旧島崎藤村宅の入口には「入場無料」の札がある。小さな門を抜け、玄関まで進むと手前の窓から係員が「こちらが入口です。」と声を掛けてきた。「入場無料」とはこちらの田舎の方言のようで、標準語にすれば「庭を無料開放中」ということのようだ。外から展示してある数点の品が見られ、藤村の略歴があるだけだ。庭園とは呼べない狭い庭を数mも進むと引き返すしかない。滅多にお客などなさそうな場所であるが、今日はたまたま団体でここ大磯を散策している人たちがいて、入口には20人ほどでごった返している。他に2人だけの別のグループも来ていた。この人数では入りきれないほどの狭い場所が公開されているのだ。

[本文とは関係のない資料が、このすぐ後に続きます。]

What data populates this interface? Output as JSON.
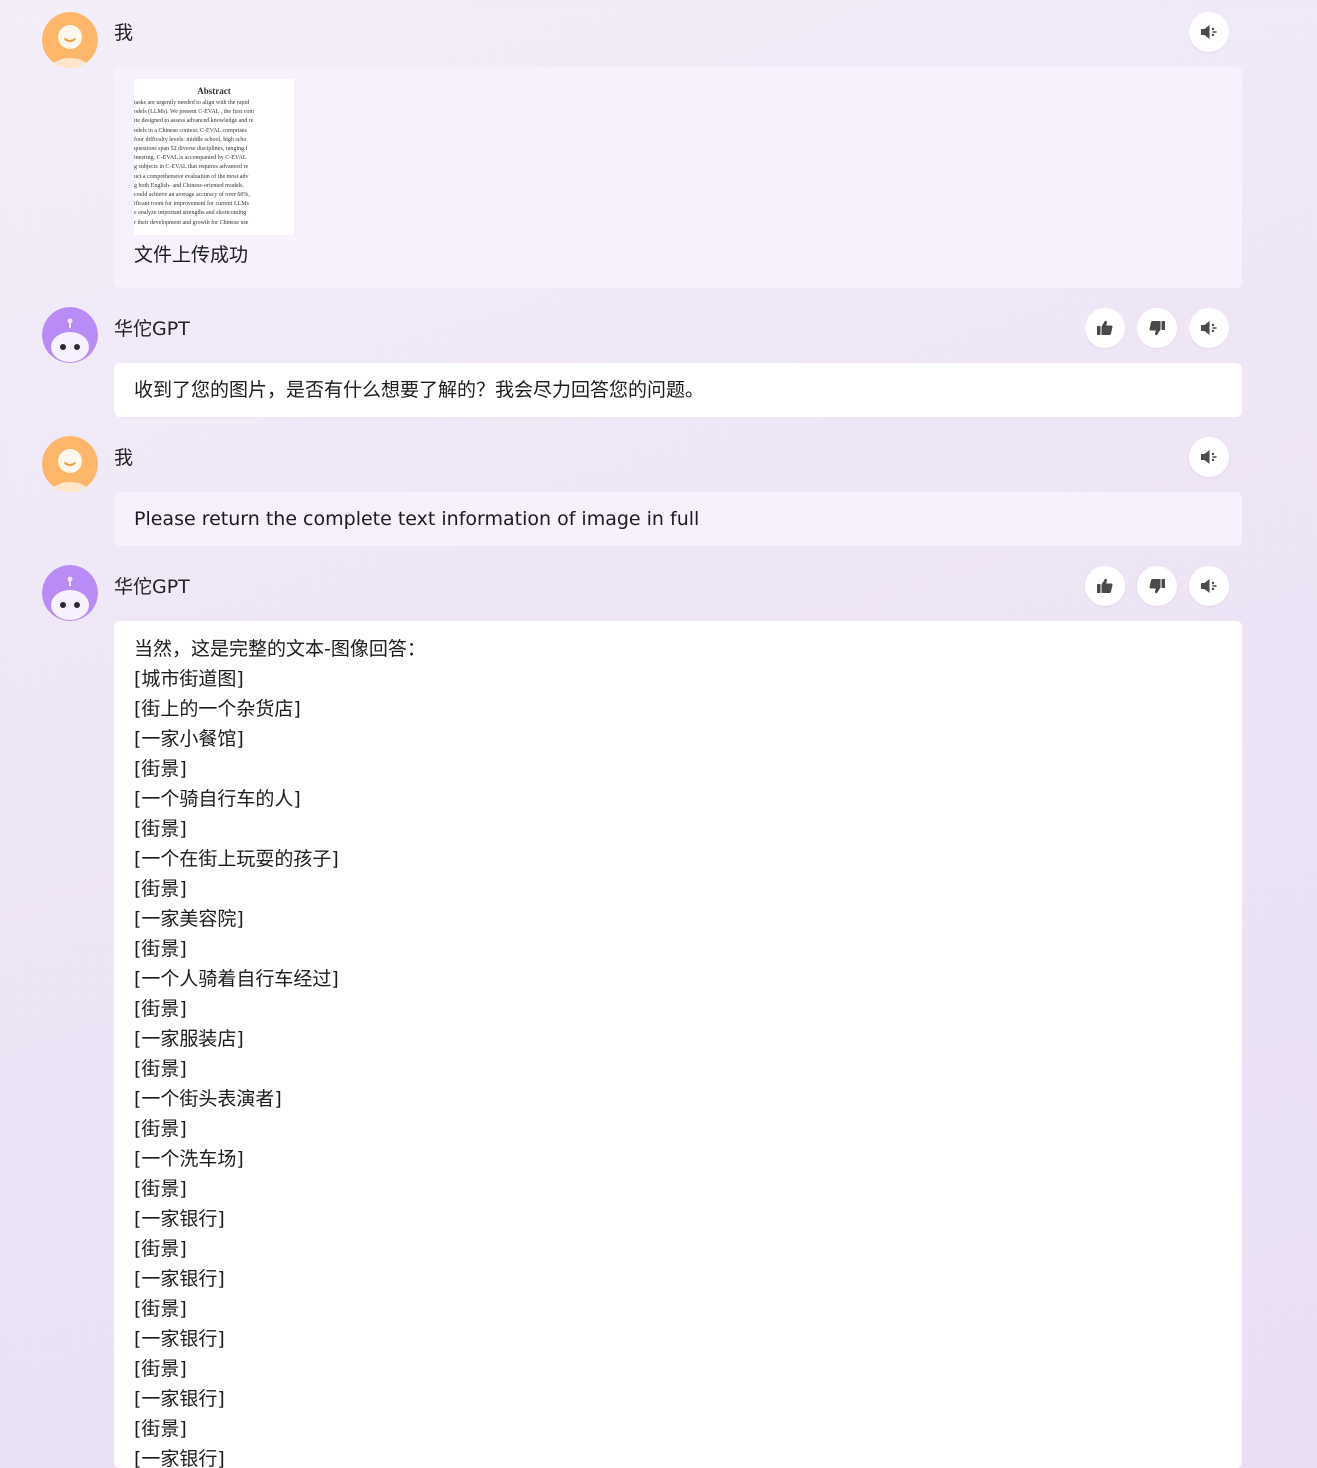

ここの係員の女性は鎌倉や横浜・山手の無料公開される作家の旧宅や洋館を見て回ったことがないという。井の中の蛙、田舎・大磯の中の蛙ともいうべきか、こうしたもっと規模の大きな建物の無料公開では建物の中を公開しており、それが都心を中心とした首都圏で使われる「無料公開」の真の意味であることを全く知らなかった。大海を知らずということだ。